Le néo-pétainisme n’est pas où l’on croit

C'est une deuxième nature, chez les tenants de la gauche dopée aux "valeurs", de traquer à leur droite les relents de pétainisme, c'est à dire le recours à des postures conservatrices et des discours tournés vers le passé ('d'un autre temps', aiment-ils à dire), conduisant tout droit à des réflexes de "repli sur soi". C'est vrai qu'il nous faut prendre garde : sans le courage mobilisateur des gens de gauche, une nouvelle révolution nationale cléricale, traditionaliste et autoritaire serait en marche sous la férule des forces de droite. Et qu'importe si, dans les faits, nos droites parlementaires s'échinent avant tout à faciliter la vie d'un monde des affaires internationalisé, avec en toile de fond, un capitalisme d'autant plus prédateur qu'il s'appuie sur l'exaltation du désir individuel, l'effondrement du surmoi social et l'acceptation d'une morale utilitariste variable en fonction des intérêts des individus et des groupes.

A cette aune, de deux choses l'une : soit c'est cette gauche qui est d'un autre temps, observant le monde d'aujourd'hui avec une paire de lunettes parfaitement dépassée ; soit elle se gargarise de son utilité d'antan pour mieux masquer sa présente compromission avec le grand capital.

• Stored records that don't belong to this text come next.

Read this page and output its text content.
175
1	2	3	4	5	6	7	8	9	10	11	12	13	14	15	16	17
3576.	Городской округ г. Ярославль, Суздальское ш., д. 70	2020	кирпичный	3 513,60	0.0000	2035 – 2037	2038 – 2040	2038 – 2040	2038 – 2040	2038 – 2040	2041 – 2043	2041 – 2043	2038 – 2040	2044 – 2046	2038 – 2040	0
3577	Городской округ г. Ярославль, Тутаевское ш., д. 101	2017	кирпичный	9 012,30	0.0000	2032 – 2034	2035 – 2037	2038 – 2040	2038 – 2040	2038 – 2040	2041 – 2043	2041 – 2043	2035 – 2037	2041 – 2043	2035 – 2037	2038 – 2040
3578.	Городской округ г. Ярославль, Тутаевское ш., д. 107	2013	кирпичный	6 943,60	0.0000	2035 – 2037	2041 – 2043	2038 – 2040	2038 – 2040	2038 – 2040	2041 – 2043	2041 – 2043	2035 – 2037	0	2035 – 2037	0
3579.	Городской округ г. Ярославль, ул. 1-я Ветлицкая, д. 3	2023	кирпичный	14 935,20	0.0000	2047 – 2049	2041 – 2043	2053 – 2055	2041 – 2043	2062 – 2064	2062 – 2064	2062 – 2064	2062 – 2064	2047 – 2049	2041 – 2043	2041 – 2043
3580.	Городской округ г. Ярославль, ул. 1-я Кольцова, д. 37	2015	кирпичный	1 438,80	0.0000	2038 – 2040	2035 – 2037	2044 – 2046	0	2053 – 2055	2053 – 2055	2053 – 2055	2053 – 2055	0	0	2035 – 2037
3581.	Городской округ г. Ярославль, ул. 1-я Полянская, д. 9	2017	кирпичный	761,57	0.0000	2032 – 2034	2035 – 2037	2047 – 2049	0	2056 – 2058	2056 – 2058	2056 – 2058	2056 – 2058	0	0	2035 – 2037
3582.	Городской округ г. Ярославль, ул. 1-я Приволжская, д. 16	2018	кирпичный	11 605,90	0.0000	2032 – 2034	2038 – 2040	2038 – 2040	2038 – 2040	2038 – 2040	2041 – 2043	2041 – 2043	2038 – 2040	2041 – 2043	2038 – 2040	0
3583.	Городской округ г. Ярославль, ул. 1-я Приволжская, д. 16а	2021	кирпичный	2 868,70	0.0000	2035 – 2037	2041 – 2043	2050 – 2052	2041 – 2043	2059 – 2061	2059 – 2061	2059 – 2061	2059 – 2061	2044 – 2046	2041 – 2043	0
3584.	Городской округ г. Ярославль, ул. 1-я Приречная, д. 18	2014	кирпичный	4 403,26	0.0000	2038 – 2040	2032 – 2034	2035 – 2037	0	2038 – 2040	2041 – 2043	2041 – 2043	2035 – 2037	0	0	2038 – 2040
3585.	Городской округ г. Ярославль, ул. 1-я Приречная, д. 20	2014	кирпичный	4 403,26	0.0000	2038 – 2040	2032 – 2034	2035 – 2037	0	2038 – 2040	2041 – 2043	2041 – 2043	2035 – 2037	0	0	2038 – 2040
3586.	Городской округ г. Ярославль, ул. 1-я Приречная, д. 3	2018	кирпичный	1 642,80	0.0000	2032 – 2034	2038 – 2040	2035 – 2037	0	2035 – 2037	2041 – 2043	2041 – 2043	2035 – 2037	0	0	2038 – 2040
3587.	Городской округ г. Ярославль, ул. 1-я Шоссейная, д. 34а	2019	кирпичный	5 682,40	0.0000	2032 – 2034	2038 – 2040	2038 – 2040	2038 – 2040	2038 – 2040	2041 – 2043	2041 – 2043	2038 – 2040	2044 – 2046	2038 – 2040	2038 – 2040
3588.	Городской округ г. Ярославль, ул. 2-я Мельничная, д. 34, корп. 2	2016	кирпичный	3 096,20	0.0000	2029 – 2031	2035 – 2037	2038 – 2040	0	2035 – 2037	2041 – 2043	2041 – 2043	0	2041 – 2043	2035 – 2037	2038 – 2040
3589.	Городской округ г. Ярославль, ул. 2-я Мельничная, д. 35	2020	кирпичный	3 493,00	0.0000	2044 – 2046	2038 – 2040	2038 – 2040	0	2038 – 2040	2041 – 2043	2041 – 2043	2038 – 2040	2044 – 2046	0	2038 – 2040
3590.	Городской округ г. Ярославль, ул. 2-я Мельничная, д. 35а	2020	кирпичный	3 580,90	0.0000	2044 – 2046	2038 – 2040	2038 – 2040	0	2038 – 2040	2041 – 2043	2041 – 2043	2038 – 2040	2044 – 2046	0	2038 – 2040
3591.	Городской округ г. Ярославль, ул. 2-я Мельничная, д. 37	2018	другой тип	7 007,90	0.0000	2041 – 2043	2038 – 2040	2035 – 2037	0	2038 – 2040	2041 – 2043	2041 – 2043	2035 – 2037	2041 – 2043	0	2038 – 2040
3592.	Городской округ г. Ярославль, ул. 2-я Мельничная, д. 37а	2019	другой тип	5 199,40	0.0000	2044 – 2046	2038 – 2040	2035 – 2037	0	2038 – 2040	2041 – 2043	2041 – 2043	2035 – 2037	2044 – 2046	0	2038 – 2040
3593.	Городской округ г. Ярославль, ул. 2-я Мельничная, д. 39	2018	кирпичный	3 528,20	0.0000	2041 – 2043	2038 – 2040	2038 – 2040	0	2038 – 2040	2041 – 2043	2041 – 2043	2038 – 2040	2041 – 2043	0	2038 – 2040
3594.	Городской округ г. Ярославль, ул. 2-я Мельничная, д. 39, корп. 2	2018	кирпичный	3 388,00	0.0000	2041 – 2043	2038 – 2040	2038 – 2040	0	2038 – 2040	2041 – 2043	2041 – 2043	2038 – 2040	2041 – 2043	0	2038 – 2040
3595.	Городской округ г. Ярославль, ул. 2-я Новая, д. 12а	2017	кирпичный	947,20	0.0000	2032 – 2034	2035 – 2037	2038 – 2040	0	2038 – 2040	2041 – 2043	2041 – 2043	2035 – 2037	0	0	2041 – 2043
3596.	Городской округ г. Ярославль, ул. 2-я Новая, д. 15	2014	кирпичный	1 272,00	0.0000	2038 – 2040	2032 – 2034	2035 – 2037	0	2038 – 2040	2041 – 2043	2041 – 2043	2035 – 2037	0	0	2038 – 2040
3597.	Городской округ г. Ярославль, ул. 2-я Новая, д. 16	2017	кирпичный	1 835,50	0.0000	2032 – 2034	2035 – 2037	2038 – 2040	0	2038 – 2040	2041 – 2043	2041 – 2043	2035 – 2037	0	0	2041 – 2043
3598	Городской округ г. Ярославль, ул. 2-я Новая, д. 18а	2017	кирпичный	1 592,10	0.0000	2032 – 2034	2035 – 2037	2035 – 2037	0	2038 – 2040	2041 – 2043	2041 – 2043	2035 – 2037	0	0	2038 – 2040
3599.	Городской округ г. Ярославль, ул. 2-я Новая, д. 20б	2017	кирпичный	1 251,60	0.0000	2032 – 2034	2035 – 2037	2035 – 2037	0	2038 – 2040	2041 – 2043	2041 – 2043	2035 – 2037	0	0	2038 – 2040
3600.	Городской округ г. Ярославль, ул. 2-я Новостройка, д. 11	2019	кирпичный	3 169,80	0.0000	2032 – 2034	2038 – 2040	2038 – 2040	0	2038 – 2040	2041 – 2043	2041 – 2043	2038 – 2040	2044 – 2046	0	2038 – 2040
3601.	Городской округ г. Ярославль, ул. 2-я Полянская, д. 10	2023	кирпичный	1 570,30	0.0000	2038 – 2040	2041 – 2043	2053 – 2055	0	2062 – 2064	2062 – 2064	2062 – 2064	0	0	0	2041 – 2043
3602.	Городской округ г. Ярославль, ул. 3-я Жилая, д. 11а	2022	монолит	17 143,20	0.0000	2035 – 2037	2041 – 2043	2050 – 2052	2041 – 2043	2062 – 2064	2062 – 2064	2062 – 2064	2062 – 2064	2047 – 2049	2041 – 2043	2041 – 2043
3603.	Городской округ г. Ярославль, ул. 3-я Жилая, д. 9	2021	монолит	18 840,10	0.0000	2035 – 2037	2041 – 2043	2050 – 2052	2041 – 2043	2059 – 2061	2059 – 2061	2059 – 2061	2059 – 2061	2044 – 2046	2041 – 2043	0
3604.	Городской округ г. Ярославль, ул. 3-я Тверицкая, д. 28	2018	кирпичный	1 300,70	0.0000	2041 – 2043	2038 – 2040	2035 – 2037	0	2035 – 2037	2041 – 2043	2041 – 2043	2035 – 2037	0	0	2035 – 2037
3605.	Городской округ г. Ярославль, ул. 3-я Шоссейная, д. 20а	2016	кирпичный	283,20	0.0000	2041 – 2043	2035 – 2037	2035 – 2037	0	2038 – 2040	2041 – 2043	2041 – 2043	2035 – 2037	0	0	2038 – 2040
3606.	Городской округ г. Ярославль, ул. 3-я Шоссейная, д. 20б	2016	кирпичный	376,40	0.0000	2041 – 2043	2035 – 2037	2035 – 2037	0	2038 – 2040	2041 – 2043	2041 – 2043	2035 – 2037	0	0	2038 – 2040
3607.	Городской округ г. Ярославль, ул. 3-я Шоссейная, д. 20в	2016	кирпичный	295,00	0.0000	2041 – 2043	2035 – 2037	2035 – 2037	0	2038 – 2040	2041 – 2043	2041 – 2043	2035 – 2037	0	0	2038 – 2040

Rien de tel à cet égard qu'une bonne "manif pour tous", en réponse au "mariage pour tous", pour se rappeler qu'en ce bas monde, il y a des gens biens qui luttent pour le progrès face au péril imminent de la réaction.

Autant le dire sans détour : je déteste cette gauche façon Terra Nova, arrogante et misérable à la fois. Arrogante, parce qu'elle s'imagine être du côté de toutes les libérations, quand elle ne fait qu'accompagner le délitement du lien social et ratifier l'expansion de l'hyper-capitalisme. Misérable surtout et en fait, car il n'est pas possible de qualifier moins durement une force politique qui se prétend de gauche tout en passant à côté du vrai scandale de notre temps, qui est celui de l'argent fait dieu et du capital fait roi, avec toutes les conséquences politiques, économiques et même anthropologiques que cela comporte.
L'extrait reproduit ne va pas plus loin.